The final chapter focuses on the power of film to transform people’s lives.
In short, a lot of new, thought-provoking material, which will benefit any screenwriter, beginner or advanced.
OUTWITTING WRITER’S BLOCK And Other Problems Of The Pen by Jenna Glatzer
(The Lyons Press, 2003, 250 p.)
Some writers claim writer’s block doesn’t exist. Others – present company included – know the feeling of banging your head against a mental brick wall but too well. Whatever the cause, one thing is certain: if you don’t find a solution to your block in Jenna Glatzer’s book, you’re probably beyond help.
Glatzer has written everything from screenplays to greeting cards, and is the editor-in-chief of absolutewrite.com. In this entertaining book she shares hundreds of methods to defeat the Block Demons.
Every possible cause of writer’s block is examined, from psychological problems to dealing with your kids, and for every problem several solutions are offered. For instance, in order to silence your Inner Critic, Glatzer counsels to cultivate an Inner Advocate, who is your biggest fan in the world. And in order to keep the balance between these extremes, she adds the Inner Pragmatist to the mix, whose job it is to keep a writer’s feet on the ground while still allowing creative flights of fancy.

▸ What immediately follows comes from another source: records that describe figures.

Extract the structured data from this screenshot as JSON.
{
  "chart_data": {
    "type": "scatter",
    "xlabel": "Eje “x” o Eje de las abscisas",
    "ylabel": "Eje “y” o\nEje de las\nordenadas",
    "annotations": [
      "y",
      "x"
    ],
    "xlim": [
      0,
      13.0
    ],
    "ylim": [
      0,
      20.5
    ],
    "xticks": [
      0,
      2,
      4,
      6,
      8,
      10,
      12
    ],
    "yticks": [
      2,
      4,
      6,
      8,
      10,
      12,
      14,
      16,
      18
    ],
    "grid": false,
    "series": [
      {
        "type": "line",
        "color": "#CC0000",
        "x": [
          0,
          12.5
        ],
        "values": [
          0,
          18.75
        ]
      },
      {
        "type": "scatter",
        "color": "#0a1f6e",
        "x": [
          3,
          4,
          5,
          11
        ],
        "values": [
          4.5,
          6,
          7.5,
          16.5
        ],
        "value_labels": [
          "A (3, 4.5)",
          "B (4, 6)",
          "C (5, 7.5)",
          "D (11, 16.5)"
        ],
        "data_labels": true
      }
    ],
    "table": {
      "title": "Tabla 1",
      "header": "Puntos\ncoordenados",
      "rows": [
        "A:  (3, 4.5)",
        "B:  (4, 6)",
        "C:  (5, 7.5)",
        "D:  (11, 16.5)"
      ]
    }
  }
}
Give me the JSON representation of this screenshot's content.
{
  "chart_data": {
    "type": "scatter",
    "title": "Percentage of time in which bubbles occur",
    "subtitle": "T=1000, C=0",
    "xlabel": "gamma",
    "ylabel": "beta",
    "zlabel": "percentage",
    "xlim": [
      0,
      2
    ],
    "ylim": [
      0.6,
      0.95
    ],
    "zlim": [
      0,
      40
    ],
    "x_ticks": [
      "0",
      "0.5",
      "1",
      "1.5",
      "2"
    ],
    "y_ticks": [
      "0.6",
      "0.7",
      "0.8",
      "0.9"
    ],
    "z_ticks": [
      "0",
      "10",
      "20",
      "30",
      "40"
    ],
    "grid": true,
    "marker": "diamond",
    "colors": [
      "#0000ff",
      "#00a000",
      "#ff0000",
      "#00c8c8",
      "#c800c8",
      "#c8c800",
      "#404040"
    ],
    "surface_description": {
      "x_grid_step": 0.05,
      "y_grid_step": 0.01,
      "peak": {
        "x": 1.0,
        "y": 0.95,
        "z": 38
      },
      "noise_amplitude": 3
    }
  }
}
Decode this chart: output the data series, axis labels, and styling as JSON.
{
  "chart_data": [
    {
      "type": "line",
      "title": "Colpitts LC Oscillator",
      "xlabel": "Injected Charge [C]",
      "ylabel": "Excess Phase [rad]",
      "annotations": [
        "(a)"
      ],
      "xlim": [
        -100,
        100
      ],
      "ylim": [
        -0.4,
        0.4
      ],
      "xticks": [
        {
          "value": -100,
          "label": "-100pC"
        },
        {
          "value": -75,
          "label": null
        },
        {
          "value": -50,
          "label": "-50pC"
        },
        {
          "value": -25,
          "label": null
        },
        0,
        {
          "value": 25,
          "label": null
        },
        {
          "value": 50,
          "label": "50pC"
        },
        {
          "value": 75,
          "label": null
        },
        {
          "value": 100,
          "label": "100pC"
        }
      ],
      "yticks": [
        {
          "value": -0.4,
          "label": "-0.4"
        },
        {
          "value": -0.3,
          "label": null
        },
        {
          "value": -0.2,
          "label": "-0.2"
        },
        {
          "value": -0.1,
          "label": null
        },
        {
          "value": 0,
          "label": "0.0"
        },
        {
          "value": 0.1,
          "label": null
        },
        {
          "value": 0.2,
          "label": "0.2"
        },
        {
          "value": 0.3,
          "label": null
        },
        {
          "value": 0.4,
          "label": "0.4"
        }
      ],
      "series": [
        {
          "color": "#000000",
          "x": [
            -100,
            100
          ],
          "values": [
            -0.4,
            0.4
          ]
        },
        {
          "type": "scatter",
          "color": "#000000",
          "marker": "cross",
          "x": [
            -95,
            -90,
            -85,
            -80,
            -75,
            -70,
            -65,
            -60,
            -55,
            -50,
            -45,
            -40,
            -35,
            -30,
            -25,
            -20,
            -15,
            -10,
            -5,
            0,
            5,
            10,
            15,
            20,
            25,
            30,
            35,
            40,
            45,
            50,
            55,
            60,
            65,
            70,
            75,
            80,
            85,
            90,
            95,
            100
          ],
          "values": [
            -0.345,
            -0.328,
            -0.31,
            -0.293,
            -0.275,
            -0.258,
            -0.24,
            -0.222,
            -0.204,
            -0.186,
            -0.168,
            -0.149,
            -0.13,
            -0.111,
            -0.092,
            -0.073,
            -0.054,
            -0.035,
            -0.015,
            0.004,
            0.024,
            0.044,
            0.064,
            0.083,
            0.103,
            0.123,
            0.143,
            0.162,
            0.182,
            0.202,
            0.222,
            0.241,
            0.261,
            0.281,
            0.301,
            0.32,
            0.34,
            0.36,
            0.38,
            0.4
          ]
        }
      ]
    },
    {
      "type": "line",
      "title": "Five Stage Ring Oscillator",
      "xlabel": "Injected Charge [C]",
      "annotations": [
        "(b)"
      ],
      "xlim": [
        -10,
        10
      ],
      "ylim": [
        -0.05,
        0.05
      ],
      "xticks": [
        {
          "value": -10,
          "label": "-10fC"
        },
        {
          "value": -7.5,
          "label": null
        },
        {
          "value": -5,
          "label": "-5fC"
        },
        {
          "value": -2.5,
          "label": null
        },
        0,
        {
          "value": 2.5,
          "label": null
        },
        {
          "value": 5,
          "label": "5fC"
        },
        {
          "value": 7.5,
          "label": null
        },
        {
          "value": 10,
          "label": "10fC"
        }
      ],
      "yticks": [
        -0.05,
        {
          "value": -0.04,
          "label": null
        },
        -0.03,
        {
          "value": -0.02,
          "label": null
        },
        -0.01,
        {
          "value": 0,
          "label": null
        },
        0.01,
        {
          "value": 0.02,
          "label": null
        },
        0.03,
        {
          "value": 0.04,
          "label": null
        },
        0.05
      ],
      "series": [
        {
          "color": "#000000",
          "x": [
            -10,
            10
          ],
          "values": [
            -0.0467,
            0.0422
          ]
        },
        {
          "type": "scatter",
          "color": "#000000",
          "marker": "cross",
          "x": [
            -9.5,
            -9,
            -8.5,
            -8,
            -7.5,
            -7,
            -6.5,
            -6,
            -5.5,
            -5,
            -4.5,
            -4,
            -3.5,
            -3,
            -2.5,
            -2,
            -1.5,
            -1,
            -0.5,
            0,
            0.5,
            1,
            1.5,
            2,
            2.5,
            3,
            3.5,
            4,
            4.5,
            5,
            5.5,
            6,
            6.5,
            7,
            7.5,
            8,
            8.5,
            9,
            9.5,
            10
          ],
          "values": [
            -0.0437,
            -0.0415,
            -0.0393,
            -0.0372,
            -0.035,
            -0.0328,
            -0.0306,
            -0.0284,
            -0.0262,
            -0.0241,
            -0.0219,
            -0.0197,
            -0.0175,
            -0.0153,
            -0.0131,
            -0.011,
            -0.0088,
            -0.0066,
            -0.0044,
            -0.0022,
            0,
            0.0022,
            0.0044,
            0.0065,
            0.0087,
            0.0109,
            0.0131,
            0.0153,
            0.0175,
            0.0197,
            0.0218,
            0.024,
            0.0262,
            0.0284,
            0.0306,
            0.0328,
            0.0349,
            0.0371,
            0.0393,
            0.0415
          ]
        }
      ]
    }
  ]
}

There are also tons of very practical suggestions, such as keeping different kinds of notebooks, using published works you admire to get your juices flowing when blocked, and using opposites to explore new possibilities in your work. For the more esoterically-minded, there’s even a section on Feng Shui. For the less esoterically-minded, luckily it’s only a short section.
At times the (funny) humour becomes somewhat relentless, but the deluge of advice and stimulating writing exercises add up to a book which will benefit any writer.
WRITING SCREENPLAYS THAT SELL THE ACKERMAN WAY by Hal Ackerman (Tallfellow Press, 2003, 274 p.)
A colleague of Richard Walter and Lew Hunter at UCLA, Hal Ackerman couldn't really stay behind and not distil his course into a book. And even though the title isn’t exactly the greatest ever, there’s a good chance that this will become one of the more popular screenwriting bibles out there.
Though the book is mainly aimed at beginning writers, and thus treats the same topics as usual, Ackerman offers enough original insights and practical tips to keep experienced writers interested as well. He doesn’t shy away from some controversial statements: he disagrees with Lajos Egri, for instance, about the importance of theme as a guiding principle in dramatic writing, and replaces it by desire.
Ackerman is also the inventor of the Scenogram (previously introduced by Richard Krevolin in his latest book), a visual way of structuring the screenplay. While it doesn’t differ much from the most commonly used three-act structural model, it does seem to be a very useful and hands-on way of dealing with this material. Moreover, the way in which Ackerman uses scene cards in conjunction with the Scenogram is a real eye-opener. And his other creative technique, the ‘snowplow’, will also definitely engender results for the writer who sticks with it.
Ackerman’s buzzwords are desire, doing and conflict. Nothing new, but the way he puts the message across is definitely effective. The book also offers dozens of inspirational writing exercises which help keep the ‘writer muscles’ in shape. A book which I would recommend to all beginning screenwriters.